Blogosphere/Mote/Beam
So Roger Simon was dismissive of blogs on Meet the Press. The blog boomers are predictably irate.
Jeff B. in the comments alerts us to a rather numbnutty discussion of blogs on Meet The Press; transcript here. The choicest moment is Roger Simon (not The Roger Simon, Our Roger Simon, the one who comes up first on Google, but the Other Roger Simon, the Dead Tree Roger Simon) insulting us all, which is to say the audience he wishes he had
More people probably read Instapundit than Roger Simon's blog. But Simon's readers on paper (US News and op-ed pages) far outnumber any blog's readership. So i don't think he is insulting readers "he wishes he had." A buzzmachine endorsement would create an increase in readership so tiny that no analyst could find it inside of the noise of real life data.
Joanne Jacobs left a comment that is kind of funny when you step back and think about it.
Your analysis of the banality of Wrong Roger's prose was priceless. I call it "Look, Ma, I'm writing!" writing. And I hate it. "Fine writing" is usually a substitute for reporting or thinking. If the columnist has something to say, he or she just says it without any blowing snow.
When I was a columnist, I worked hard to have something to say in every column. They cut down trees to make newsprint to put out newspapers. I owed it to the trees to make their sacrifice meaningful.
I agree that Simon's columns are often banal.
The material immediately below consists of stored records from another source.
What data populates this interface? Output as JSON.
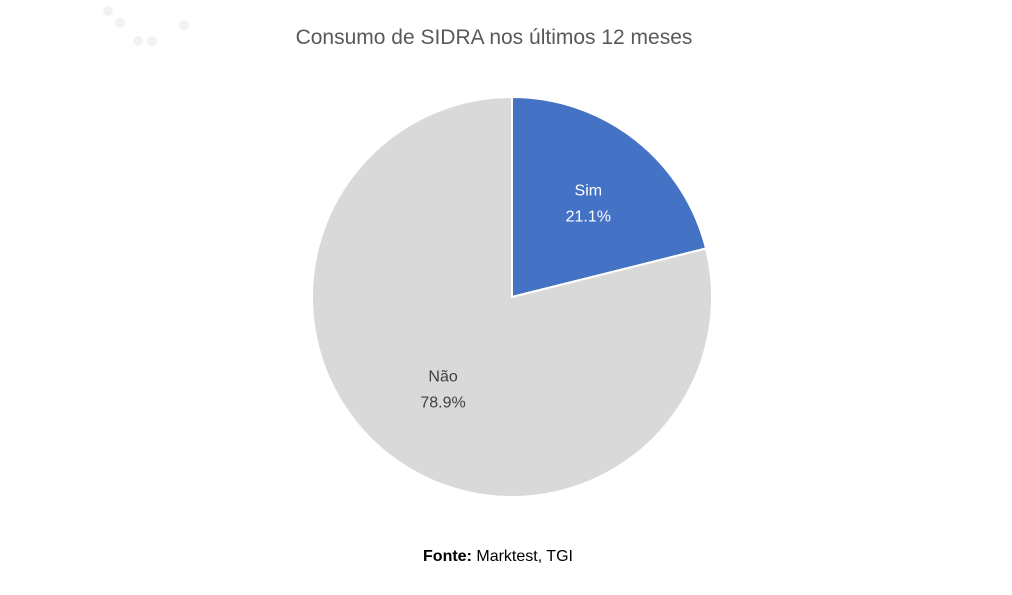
{
  "chart_data": {
    "type": "pie",
    "title": "Consumo de SIDRA nos últimos 12 meses",
    "slices": [
      {
        "label": "Sim",
        "value": 21.1,
        "display": "21.1%",
        "color": "#4472C4",
        "label_color": "#ffffff"
      },
      {
        "label": "Não",
        "value": 78.9,
        "display": "78.9%",
        "color": "#D9D9D9",
        "label_color": "#404040"
      }
    ],
    "legend": "none"
  },
  "source": {
    "label": "Fonte:",
    "text": "Marktest, TGI"
  }
}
But that is hardly a dimension where the (traffic weighted) blogosphere does better. And the typical big political blog is hardly a place where new ideas or critical thinking carry the day. I stopped reading Sullivan and Kaus etc. because i realized i knew what they were going to say about almost any issue before i read them.
A few days ago Kevin Holtsberry astutely summarized the prevailing realities of political blogging.
what I am considering giving up is the back and forth commentary, fisking, ranting, and what have you that occupies your typical blogger. I just find myself having less and less to say about current events. And it is largely frequent and heated discussions of current events that give the Blogosphere its traffic. A good example of what makes me tire of the whole thing is this Calpundit post on Brooks and the Neocons. It is not so much his post, although it is that too, but the comments that drive me to despair. To me these comments are a microcosm of the larger phenomenon: angry accusations, smarmy asides, bald assertions, and people talking past each other.
This isn't to say that all blogs are like this. (Check out my blogroll; all of those blogs are excluded from this indictment). But good blogs that don't play by the rules--who don't rant, who post on subjects not on the front page of today's newspaper-- those blogs are rare and have trouble drawing traffic.
UPDATE: Hell in the Handbasket has some spot-on comments.